MrPowers / bebe

Filling in the Spark function gaps across APIs
50 stars 5 forks source link

Create df.typedCol method #2

Closed MrPowers closed 3 years ago

MrPowers commented 3 years ago

DataFrames have schemas that contain the name and type for each column.

The built-in column constructors don't use the type information and build generic Column objects. df["some_string"] returns an untyped Column object.

We can add a typedCol method that'll return IntegerColumn, StringColumn, DateColumn, etc. objects based on the schema of the underlying DataFrame.

Suppose the some_string column in the DataFrame is a StringType column. df.typedCol("some_string") should return a StringColumn.
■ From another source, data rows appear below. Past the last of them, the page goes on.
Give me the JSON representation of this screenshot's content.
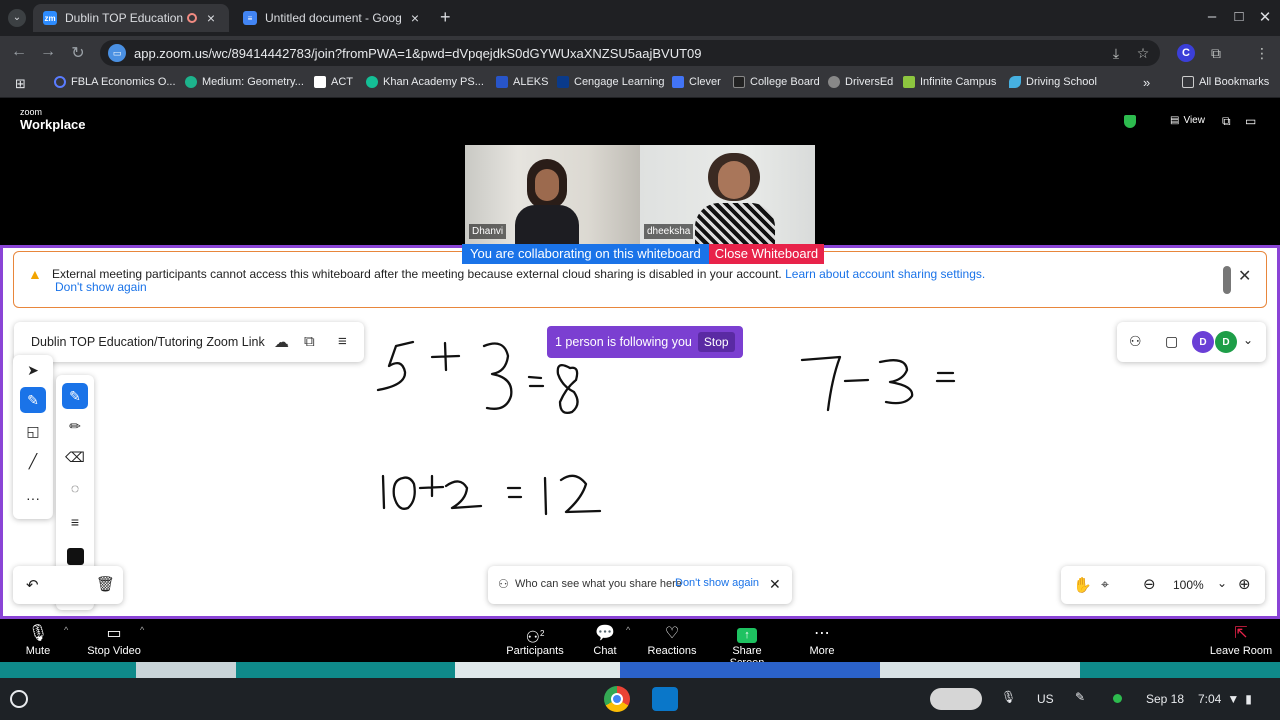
{
  "browser": {
    "tabs": [
      {
        "title": "Dublin TOP Education/Tutor",
        "favicon": "zoom-icon",
        "active": true
      },
      {
        "title": "Untitled document - Google Do",
        "favicon": "docs-icon",
        "active": false
      }
    ],
    "new_tab": "+",
    "url": "app.zoom.us/wc/89414442783/join?fromPWA=1&pwd=dVpqejdkS0dGYWUxaXNZSU5aajBVUT09",
    "bookmarks": [
      "FBLA Economics O...",
      "Medium: Geometry...",
      "ACT",
      "Khan Academy PS...",
      "ALEKS",
      "Cengage Learning",
      "Clever",
      "College Board",
      "DriversEd",
      "Infinite Campus",
      "Driving School"
    ],
    "all_bookmarks": "All Bookmarks",
    "profile_initial": "C"
  },
  "zoom": {
    "logo_top": "zoom",
    "logo_bottom": "Workplace",
    "view_label": "View",
    "participants": [
      {
        "name": "Dhanvi"
      },
      {
        "name": "dheeksha"
      }
    ],
    "collab_text": "You are collaborating on this whiteboard",
    "close_whiteboard": "Close Whiteboard",
    "banner": {
      "message": "External meeting participants cannot access this whiteboard after the meeting because external cloud sharing is disabled in your account.",
      "link": "Learn about account sharing settings.",
      "dont_show": "Don't show again"
    },
    "whiteboard_title": "Dublin TOP Education/Tutoring Zoom Link",
    "following_text": "1 person is following you",
    "stop_label": "Stop",
    "avatars": [
      {
        "initial": "D",
        "color": "#6a3fd6"
      },
      {
        "initial": "D",
        "color": "#1e9e48"
      }
    ],
    "share_hint": "Who can see what you share here",
    "share_hint_dont": "Don't show again",
    "zoom_level": "100%",
    "handwriting": [
      "5 + 3 = 8",
      "7 - 3 =",
      "10 + 2 = 12"
    ],
    "controls": {
      "mute": "Mute",
      "stop_video": "Stop Video",
      "participants": "Participants",
      "participants_count": "2",
      "chat": "Chat",
      "reactions": "Reactions",
      "share_screen": "Share Screen",
      "more": "More",
      "leave_room": "Leave Room"
    }
  },
  "shelf": {
    "locale": "US",
    "date": "Sep 18",
    "time": "7:04"
  }
}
Under the hood, it can infer the column type with df.dtypes.

@alfonsorr - can you try to add this if you have a sec? I'm guessing this'll just take you a few mins!

alfonsorr commented 3 years ago

If we are talking about pure dataframes (no datasets) this is impossible to get in compile time. Until we read the schema of the data we can't have any certainties extracting the type of the column of a dataframe. The most we can do is to validate the type returning an Either, or throwing the error directly. something like:

df.typedCol[IntegerColumn]("some_string")

That can derive in two possible errors:

I don't know if it's what you were expecting.

MrPowers commented 3 years ago

@alfonsorr - I didn't realize that df.dtypes was a runtime thing, thanks for clarifying.

I guess we can start with a Dataset method like ds.typedColumn then :|

I still we're heading in a direction that'll be more useful that what frameless offers. Frameless requires a new case class definition whenever a withColumn method is called.

I think we'll be able to add a withTypedColumn method that'll take the existing DataFrame case class, understand what type of column is being appended, and magically make a new case class under the hood so the user doesn't need to define a new case class every time they add a column. I hope this is possible 🙏

alfonsorr commented 3 years ago

i've pushed a draft for this issue in #3 with an idea of how it can be solved. Take a look and give me some feedback. The method is not called typedCol is called get, but the rest is what was expected.

MrPowers commented 3 years ago

This was added 😎